Awarded The Holyer An Gof award for the outstanding literary publication of 2012. Presented by the Cornish Literary Guild

Publisher Souvenir Press In book shops and as an e-book May 2011.

“I wrote the narration for the documentary The Art of Catching Lobsters. After it was broadcast Ernest Hecht at Souvenir Press got in touch with me and asked if I would like to write a book for them.” Photo used for book cover…

“HELD BY THE SEA is about my life with Nick Darke and Cornwall, what I learned about this world with him and after he died, about grief, creativity, family and belonging.”

Reviews of Held By Sea by This Is Devon and Dove Grey Reader

Extract from HELD BY THE SEA. Published 2010.

One year I took a photograph from the same place every day, looking down onto the beach. In summer the river narrowed and sand built up around it. The beach was covered in circles, like craters on the moon, from children digging. In winter the river fanned out, right across the bay and brought all the stones to the surface. The front edge of the bank at the top, where the sea meets dry sand, moved back. The dunes built up, new dune slacks appeared where the ridges got too high and fell away under their own pressure. On the surface of the beach, the sand was blown away in gales, except where small stones sat on towers of sand, weighting it down. Crescents of sand built around the seaweed and other wreck, eventually covering it. The tide line moved up and down the bay, day after day, for a week, down to the lowest neap tide, then, day after day, for a week, back up to the highest spring tide, like a pulse.

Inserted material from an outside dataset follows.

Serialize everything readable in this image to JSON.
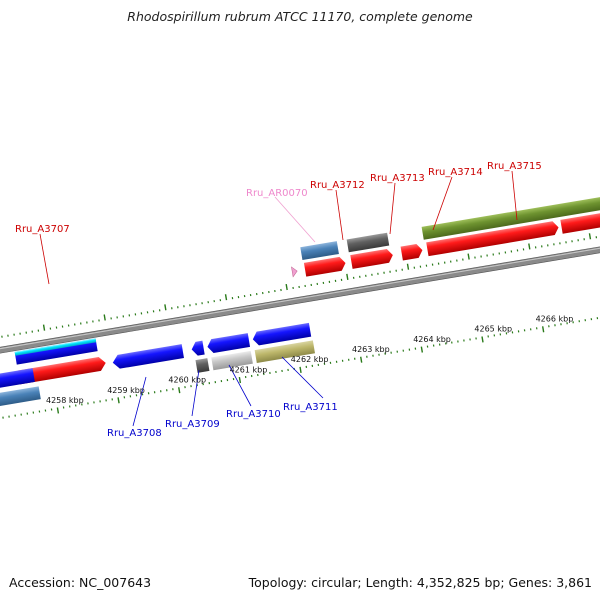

This beach is defined by the surrounding cliffs. From them you look on sand or sea depending on the tide. At the lowest point the beach is all slate with lines of quartz running through. This slate layer is over two thousand metres deep and tilted. Slate is a metamorphic rock, heated under pressure as layer upon layer of sediment builds up. These layers are vulnerable, the movement of the earth’s crust buckles and twists the rock. On the surface the sea reaches into cracks between the layers and pulls out loose material. Often the layers are tilted up to vertical, rain and ice work into joints until the top layers slide away. Rock falls are common. Caves form and collapse. Holes appear in promontories of rock as the sea pounds from both sides, the hole becomes an arch, the arch falls. The rock is ground to nothing in the sand.